Quedaba cerca del río Yangón, que visitó en uno de esos paseos sin rumbo, aunque allí sus orillas carecían de interés. Pero 12th Street quedaba lejos del lugar más emblemático de la ciudad. Un lugar de obligada visita.
¿Quién se atreve a sucumbir a la ciudad y no poner sus cansados pies en Shwedagon Paya?.
Era uno de los lugares más sagrados del budismo birmano, una inmensa estupa dorada sobre una de las partes más elevadas de la ciudad. Emblemático, también, hasta por el lugar en el que estaba asentado. Transcribe aquí lo que decía la ‘Lonely planet’, su libro-guía: “Es un zedi de 99 metros de altura, decorado con 27.000 kilos de pan de oro, miles de diamantes y otras gemas, y se cree que alberga ocho cabellos de Gautama Buda, así como reliquias de tres budas anteriores”.
En fin, un lugar de ensueño y, para los forofos de los monumentos, un paraíso para la visual. Para este mochilero sólo un impresionante o extraño lugar donde, como siempre, tuvo que descalzarse, abonar una copiosa entrada para, luego, ‘ratonear’ por su interior/exterior hasta haber contemplado todo lo apreciable.
Accedió por una de las cuatro escaleras de entrada cubiertas que conducen a la terraza principal. Al cruzar ese primer oscuro pasadizo, uno se adentraba en una sinfonía visual de brillo multicolor, aunque prevalecía el amarillo, con suelo de mármol (importaba, pues ya iba descalzo) y rebosante de pabellones, habitáculos dorados y salones de oración con imágenes de buda y dos enormes campanas de oro fundido. En el centro de la terraza se alzaba la Shwedagon Paya sobre una base cuadrada. En esta plataforma había otras estupas más pequeñas, todo un aglomerado de éstas, budas, pedestales, habitáculos que…. ¡cualquiera se enteraba!.
Difícil describir lo que veían los ojos de un occidental que desconocía en gran manera la religión budista. Sentía esa sensación de que aunque pensaba que lo había visto todo, no era así. El amarillo-pan de oro predominaba por todos los lados y el turismo local, entregado y sincero, paseaba, oraba y se postraba ante su Buda preferido con total ausencia de sonrojo o sofoco.

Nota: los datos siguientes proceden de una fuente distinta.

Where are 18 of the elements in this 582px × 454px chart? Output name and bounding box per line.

La naturalidad del birmano contraria a cualquier rubor se mostraba allí en su máxima extensión.
Todo el largo trayecto entre su hotel y el templo lo hizo a pie. Callejeó sin parar, mapa en mano, por grandes avenidas que atravesaban la parte señorial de la ciudad. Altas aceras mal cuidadas, árboles centenarios, palacetes casi abandonados, descuidados setos divisorios, y un sinfín de pasos de caminante, fieros estos al principio pero luego más pausados. Llegó al lugar bastante perjudicado por el cansancio pero aun así no dejó de admirar aquella gigante estupa amarilla-pan de oro.